Me enfrento a todo. Vengo solo en mi coche. No tengo secretaria, no tengo a naaaadie detrás... ni al lado». Fue el momento culminante de la intervención de José Luis Ábalos, que, efectivamente, minutos antes avanzaba por los pasillos del Congreso algo desorientado, poco acostumbrado al papel de llanero solitario, pero esforzándose en mantener su habitual porte erguido, seguro de sí mismo, al límite de la chulería, propio de quien está en la cumbre del poder y se cree inexpugnable.

Yo soy una persona crédula. Sería un pésimo juez, fiscal o policía. Puedo ser escéptico en muchas situaciones, pero no ante alguien que se siente acosado y defiende su inocencia cuando esta se ha puesto en entredicho en aquello que considera el núcleo de su persona, lo que ha construido a lo largo de su vida. Ante alguien que se aferra con uñas y dientes a la imagen que tiene de sí mismo. 

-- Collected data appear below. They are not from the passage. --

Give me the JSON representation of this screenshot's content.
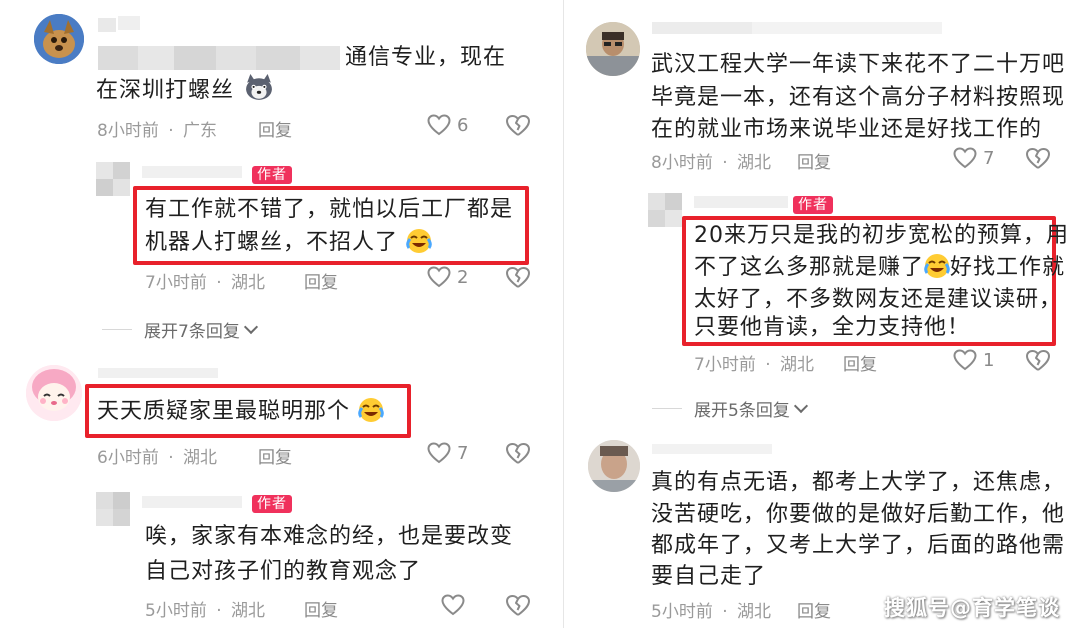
{
  "left": {
    "c1": {
      "text_line1": "通信专业，现在",
      "text_line2": "在深圳打螺丝",
      "time": "8小时前",
      "region": "广东",
      "reply": "回复",
      "likes": "6"
    },
    "r1": {
      "badge": "作者",
      "text_line1": "有工作就不错了，就怕以后工厂都是",
      "text_line2": "机器人打螺丝，不招人了",
      "time": "7小时前",
      "region": "湖北",
      "reply": "回复",
      "likes": "2"
    },
    "expand1": "展开7条回复",
    "c2": {
      "text": "天天质疑家里最聪明那个",
      "time": "6小时前",
      "region": "湖北",
      "reply": "回复",
      "likes": "7"
    },
    "r2": {
      "badge": "作者",
      "text_line1": "唉，家家有本难念的经，也是要改变",
      "text_line2": "自己对孩子们的教育观念了",
      "time": "5小时前",
      "region": "湖北",
      "reply": "回复"
    }
  },
  "right": {
    "c1": {
      "text_line1": "武汉工程大学一年读下来花不了二十万吧",
      "text_line2": "毕竟是一本，还有这个高分子材料按照现",
      "text_line3": "在的就业市场来说毕业还是好找工作的",
      "time": "8小时前",
      "region": "湖北",
      "reply": "回复",
      "likes": "7"
    },
    "r1": {
      "badge": "作者",
      "text_line1": "20来万只是我的初步宽松的预算，用",
      "text_line2a": "不了这么多那就是赚了",
      "text_line2b": "好找工作就",
      "text_line3": "太好了，不多数网友还是建议读研，",
      "text_line4": "只要他肯读，全力支持他！",
      "time": "7小时前",
      "region": "湖北",
      "reply": "回复",
      "likes": "1"
    },
    "expand1": "展开5条回复",
    "c2": {
      "text_line1": "真的有点无语，都考上大学了，还焦虑，",
      "text_line2": "没苦硬吃，你要做的是做好后勤工作，他",
      "text_line3": "都成年了，又考上大学了，后面的路他需",
      "text_line4": "要自己走了",
      "time": "5小时前",
      "region": "湖北",
      "reply": "回复"
    }
  },
  "meta_separator": "·",
  "watermark": "搜狐号@育学笔谈",
  "icons": [
    "heart-outline-icon",
    "broken-heart-icon",
    "cry-laugh-emoji",
    "husky-emoji",
    "chevron-down-icon"
  ],
  "colors": {
    "author_badge": "#f0315c",
    "highlight_box": "#e8212b",
    "meta_text": "#9a9a9a"
  }
}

El discurso de Ábalos fue el relato de una vida y de una personalidad en peligro. Quizá, o seguramente, ese relato sea tan falso como cualquier otro, pero es el suyo. Siente que está en juego todo lo que él es, y que una vez ha fracasado la negociación con su partido para una salida airosa, es un juego de todo o nada. Por eso hablaba de honor, reputación y lucha. Eso le da un tono de grandeza y desesperación, que se intensifica por el hecho de que vemos a alguien haciendo algo que va en contra de todo lo que guiaba hasta ahora su comportamiento: la fidelidad al partido. Ahora está solo, sin chófer, sin compañeros. Y cuando veo a un individuo abandonado, pero erguido todavía sobre los escombros de sus creencias, desafiando a las estructuras del poder, irremediablemente se despiertan mis simpatías.

Ahora bien, hay algo que no me resulta convincente, ni siquiera como una parte más de la ficción que Ábalos se haya podido crear de sí mismo. Un tipo que lleva cuarenta años en la política, que ha conocido de cerca los entresijos más oscuros del poder, parecía sorprenderse de esa misma oscuridad como si fuera un recién llegado. «¿Por qué siempre tiene que estar la miseria acompañándonos?», se lamentaba con tono quejumbroso. Y viéndolo morderse los labios para reprimir las lágrimas cuando evocó el amor de los compañeros, no se sabía si le dolía que la política fuera sucia y traicionera o que la suciedad y la traición le hubieran alcanzado a él. A esas alturas del discurso, la orgullosa soledad de Ábalos empezó a deslizarse hacia la melancolía que anticipa una dolorosa derrota.

Dijo que se enfrenta a todo el poder político, pero no son sus enemigos naturales quienes le hacen temblar por primera vez en su carrera. Cuando, dispuesto a jugárselo todo, anuncia que no se rendirá y que necesita una tribuna para luchar, sabe que su adversario es inédito, el más poderoso, el que nunca pierde. Y probablemente teme que sea una batalla perdida, que no podrá ganar sin destruirse a sí mismo y todo en lo que ha creído.